Lubicz Milosz escribió grandes libros de poemas, en la corriente simbolista y meditativa, Las siete soledades, Los elementos, Las confesiones de Lemuel, sus poemas en alejandrinos solemnes, llenos de serena pasión, hablan de la memoria, de la nostalgia de mundos soñados, de infancias fuera del tiempo, de lluvias, de muertos que están más vivos que nosotros ("En un país de infancia vuelto a encontrar llorando/En una ciudad de latidos de corazones muertos"), de reinas en lejanías persistentes, que laten fuera de nuestros mundos vulgares ("Mis pensamientos te pertenecen, reina Karomama del tiempo antiguo/ cuyo nombre olvidado canta como un coro de quejas"), bebe en los simbolismos de la Biblia, de Oriente o del esoterismo, atribuye a Lemuel un Cántico del conocimiento que resulta escalofriante con sus versos de prolongaciones secretas ("La enseñanza de la hora soleada de las noches del Divino/Para aquellos que, habiendo pedido, recibieron y saben ya"), evoca todas las reminiscencias en La berlina detenida en la noche ("Tu palidez con la cabeza en mi hombro,/ verás qué bello es el ansioso bosque / entre los insomnios de junio"), nadie puede olvidar Los muertos en Lofoten: "Todos los muertos se emborrachan con la vieja y fría lluvia./ Los muertos, en el fondo los muertos están menos muertos que yo".
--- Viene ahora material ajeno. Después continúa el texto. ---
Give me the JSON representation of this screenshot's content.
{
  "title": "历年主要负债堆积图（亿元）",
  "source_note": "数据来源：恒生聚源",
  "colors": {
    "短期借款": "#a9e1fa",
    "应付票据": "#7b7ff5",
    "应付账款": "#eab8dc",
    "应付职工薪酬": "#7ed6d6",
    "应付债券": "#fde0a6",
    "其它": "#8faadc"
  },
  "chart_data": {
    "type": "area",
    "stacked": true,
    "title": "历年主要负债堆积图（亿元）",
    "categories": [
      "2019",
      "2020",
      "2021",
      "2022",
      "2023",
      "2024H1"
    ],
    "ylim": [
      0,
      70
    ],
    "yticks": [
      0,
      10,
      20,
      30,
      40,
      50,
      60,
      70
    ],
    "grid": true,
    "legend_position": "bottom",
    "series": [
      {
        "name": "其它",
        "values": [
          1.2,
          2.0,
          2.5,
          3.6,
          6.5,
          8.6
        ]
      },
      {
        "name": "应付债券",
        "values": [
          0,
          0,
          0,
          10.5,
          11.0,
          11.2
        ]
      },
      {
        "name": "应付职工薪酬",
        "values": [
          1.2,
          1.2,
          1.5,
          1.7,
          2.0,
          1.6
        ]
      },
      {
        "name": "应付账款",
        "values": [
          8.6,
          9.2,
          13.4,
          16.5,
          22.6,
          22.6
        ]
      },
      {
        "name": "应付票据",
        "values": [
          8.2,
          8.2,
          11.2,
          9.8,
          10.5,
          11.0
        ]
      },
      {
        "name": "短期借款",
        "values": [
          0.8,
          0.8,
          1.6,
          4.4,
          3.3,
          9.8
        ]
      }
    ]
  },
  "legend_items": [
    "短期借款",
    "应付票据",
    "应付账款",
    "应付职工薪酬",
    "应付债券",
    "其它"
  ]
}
Parece que por debajo de todos nuestros ruidos, de los apresuramientos, de las consignas, él conociera un mundo más hondo, que nos
sostiene sin que lo sepamos, por eso recogió los Cuentos lituanos de mi madre la oca a semejanza de los franceses de Perrault, y los Cuentos de la vieja Lituania, y Obras maestras líricas del Norte, sus novelas ahondan en preocupaciones meditativas, de pasión sosegada, por ejemplo La iniciación amorosa, en el teatro adaptó la conversión a lo secreto de un ansioso insatisfecho, Miguel de Mañara, un donjuan harto de dar vueltas que se mete en las meditaciones secretas, que se inspira en un personaje real de la España barroca, para darle sentidos secretos y sugerentes, y al viejo visionario que rompió todos sus esquemas y se cayó del caballo, Saúl de Tarso.

Prosiguió sus meditaciones en sus ensayos: Ars magna, que recuerda las obsesiones místicas de Raimundo Lulio en la Edad Media —y en
el siglo XX esa especie de summa del humanismo a rescatar de la barbarie en monasterios que son bibliotecas en El juego de los abalorios de Hermann Hesse—, La interpretación del Apocalipsis etc., escribió una tesis discutida sobre el judaísmo, que puede parecer alucinada,
Los orígenes ibéricos del pueblo judío, como a León Bloy le fascinan esos errantes misteriosos, esos desgajados de todo, esa especie de feriantes como los que ahonda Rilke en una de sus elegías, reflexionó apasionadamente sobre los símbolos en Los arcanos.

Milosz es el prototipo del solitario que no se vende a nadie, que no repite la voz de nadie, que susurra en un siglo donde muchos gritan,
que aporta una voz profundamente sugestiva, y es un milagro en este tiempo de discursos mecánicos, de entregarlo todo a las máquinas, de mecanizar la vida entera, de hacer que todo sea frío y mecánico y masivo y sin alma, de negar la vida misma y decir que todo es una máquina, habrá que volver a él, a sus palabras calladas y llenas de vida, unos pocos que no nos creemos este vaciamiento universal, esta robotización de todo, esta industrialización de la vida, tenemos que leer con calma —sin prisas, coño, dejémonos ya de tanta velocidad, de tanta prisa idiota que no deja ver nada, que no deja percibir nada, consumimos máquinas con tanta prisa que por eso no vemos la vida—, tenemos que leer con calma, digo, sus poemas en que sí se aprecian los ritmos de la vida, las corrientes secretas de la vida, los oleajes del espíritu, y tenemos que acudir a Fontainebleau para entrar en su silencio lleno de vida, en su fervor más allá de las palabras, en sus palabras que van más allá de sí mismas, y hacer festines secretos, festines de silencio, igual que los hizo en su momento Leonardo da Vinci, en ese mismo espacio inatrapable en que sonríe Monna Lisa.